A Senate Intelligence Committee report found inadequate evidence that Hussein had been rebuilding his nuclear weapons program. It cited various reports, however, that Iraq had sought uranium in Africa. Thus, although Bush cited only British evidence that was determined to have been inconclusive, other intelligence files clearly contained other inconclusive evidence of the truth of the claim.
Ex-ambassador flap
The White House’s repudiation came after The New York Times published an op-ed column by former Ambassador Joseph Wilson, who was sent by the CIA to Niger to determine if Iraq had been acquiring uranium. Wilson said it was unlikely any uranium transaction had taken place and the administration appeared to have been manipulating the intelligence.
Columnist Robert Novak, citing two unidentified Bush administration officials, wrote that Wilson’s wife, CIA officer Valerie Plame, had recommended Wilson for the trip. That has led to a criminal investigation into the leak of Plame’s identity.
The Senate report challenges Wilson’s denial that his wife had a role in the selection and questions his account of the intelligence available at the time of his trip. It also said that his trip, rather than discrediting the Iraq-Niger link, actually bolstered the views of some analysts who suspected Hussein was seeking uranium.
In an addendum to the report, Roberts and two other Republicans accused Wilson of providing “inaccurate, unsubstantiated and misleading” information. In a letter to committee leaders Thursday, Wilson said a thorough reading of the report supports his public comments.
He told CNN’s “Late Edition” he wants committee members to reinterview a CIA officer whose testimony, Wilson said, had muddled the record about his mission.
British intelligence
Bush, in his State of the Union address on Jan. 28, 2003, used the uranium intelligence to help make the case that Hussein was pursuing nuclear weapons. “The British government has learned that Saddam Hussein recently sought significant quantities of uranium from Africa,” he said.

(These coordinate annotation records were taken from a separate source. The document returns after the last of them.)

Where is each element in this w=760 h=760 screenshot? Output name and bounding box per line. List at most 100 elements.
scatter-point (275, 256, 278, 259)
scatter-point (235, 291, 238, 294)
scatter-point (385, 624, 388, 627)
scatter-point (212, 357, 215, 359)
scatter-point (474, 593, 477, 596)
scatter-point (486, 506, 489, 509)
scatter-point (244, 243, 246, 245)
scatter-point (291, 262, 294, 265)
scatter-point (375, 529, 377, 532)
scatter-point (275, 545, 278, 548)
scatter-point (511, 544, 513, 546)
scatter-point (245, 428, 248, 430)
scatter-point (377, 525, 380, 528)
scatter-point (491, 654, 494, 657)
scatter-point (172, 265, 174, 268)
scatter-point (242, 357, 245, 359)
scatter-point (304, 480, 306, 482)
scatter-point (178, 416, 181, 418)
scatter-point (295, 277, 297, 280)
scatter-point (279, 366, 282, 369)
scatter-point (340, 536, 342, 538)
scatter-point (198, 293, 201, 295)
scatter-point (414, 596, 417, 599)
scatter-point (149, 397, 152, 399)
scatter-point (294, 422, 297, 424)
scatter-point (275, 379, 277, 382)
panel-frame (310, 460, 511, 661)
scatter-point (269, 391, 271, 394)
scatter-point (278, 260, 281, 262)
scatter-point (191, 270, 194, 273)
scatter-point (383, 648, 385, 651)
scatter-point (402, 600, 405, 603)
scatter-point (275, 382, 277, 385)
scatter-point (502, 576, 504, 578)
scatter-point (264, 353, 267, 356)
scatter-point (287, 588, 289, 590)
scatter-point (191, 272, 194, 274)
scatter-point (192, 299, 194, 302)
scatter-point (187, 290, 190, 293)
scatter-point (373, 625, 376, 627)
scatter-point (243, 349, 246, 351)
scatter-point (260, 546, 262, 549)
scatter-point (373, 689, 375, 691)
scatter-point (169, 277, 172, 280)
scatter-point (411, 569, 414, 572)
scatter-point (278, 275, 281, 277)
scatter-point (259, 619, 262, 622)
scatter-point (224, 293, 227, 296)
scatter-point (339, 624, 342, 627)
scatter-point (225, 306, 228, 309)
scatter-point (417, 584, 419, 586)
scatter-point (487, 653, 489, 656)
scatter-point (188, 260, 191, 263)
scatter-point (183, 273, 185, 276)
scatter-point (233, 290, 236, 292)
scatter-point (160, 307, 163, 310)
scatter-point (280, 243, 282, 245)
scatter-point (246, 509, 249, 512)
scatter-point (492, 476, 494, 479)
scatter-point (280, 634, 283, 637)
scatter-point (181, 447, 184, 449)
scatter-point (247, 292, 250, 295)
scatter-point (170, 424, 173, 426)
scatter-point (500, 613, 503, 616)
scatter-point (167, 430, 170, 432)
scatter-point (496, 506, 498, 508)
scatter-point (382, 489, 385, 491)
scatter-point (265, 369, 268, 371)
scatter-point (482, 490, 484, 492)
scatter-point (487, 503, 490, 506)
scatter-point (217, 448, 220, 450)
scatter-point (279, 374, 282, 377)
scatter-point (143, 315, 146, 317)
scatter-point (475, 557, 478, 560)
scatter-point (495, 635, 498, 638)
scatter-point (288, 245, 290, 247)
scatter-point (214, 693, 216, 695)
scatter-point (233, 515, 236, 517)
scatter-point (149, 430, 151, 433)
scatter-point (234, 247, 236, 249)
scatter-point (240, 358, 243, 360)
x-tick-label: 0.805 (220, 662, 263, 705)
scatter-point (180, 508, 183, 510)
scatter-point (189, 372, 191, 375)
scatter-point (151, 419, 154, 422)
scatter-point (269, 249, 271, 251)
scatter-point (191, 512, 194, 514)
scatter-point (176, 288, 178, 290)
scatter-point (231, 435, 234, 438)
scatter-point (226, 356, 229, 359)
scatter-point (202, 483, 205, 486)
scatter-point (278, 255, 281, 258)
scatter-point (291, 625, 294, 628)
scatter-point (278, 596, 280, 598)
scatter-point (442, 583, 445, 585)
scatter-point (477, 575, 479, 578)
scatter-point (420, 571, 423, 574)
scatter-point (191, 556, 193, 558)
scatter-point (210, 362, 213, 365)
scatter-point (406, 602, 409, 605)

That claim came under scrutiny after the International Atomic Energy Agency determined that documents purportedly showing Iraq buying uranium from Niger were faked. After Wilson’s opinion piece appeared, the White House said including the 16 words in the State of the Union was a mistake because the assertion was not well enough corroborated to merit mention in the speech. The British have maintained consistently that their intelligence was not based on the forged documents.
But the Senate committee disclosed other intelligence suggesting that Iraq was pursuing uranium.
The committee cited separate reports received from foreign intelligence services on Oct. 15, 2001, and Feb. 5, 2002, and March 25, 2002. The State Department doubted the accuracy of the reports, but the CIA and Defense Intelligence Agency had more confidence in them.
The Nigerian connection
Though Wilson reported to U.S. officials there was “nothing to the story” that Niger sold uranium to Iraq, the CIA and DIA were intrigued by one element of his trip. Wilson had said a former prime minister of Niger, Ibrahim Mayaki, mentioned a visit from an Iraqi delegation in 1999 that expressed interest in expanding commercial ties with Niger, the world’s third largest producer of mined uranium. Mayaki believed this meant they were interested in buying uranium.
The Senate committee also described various reports about Iraqi attempts to buy uranium from French, British and unidentified foreign governments. But how much credibility these reports had was not clear.
An internal CIA memo from June 17, 2003, said, “We no longer believe there is sufficient other reporting to conclude that Iraq pursued uranium from abroad.”
But beyond internal correspondence, “to date, the intelligence community has not published an assessment to clarify or correct its position on whether or not Iraq was trying to purchase uranium from Africa,” the Senate committee said.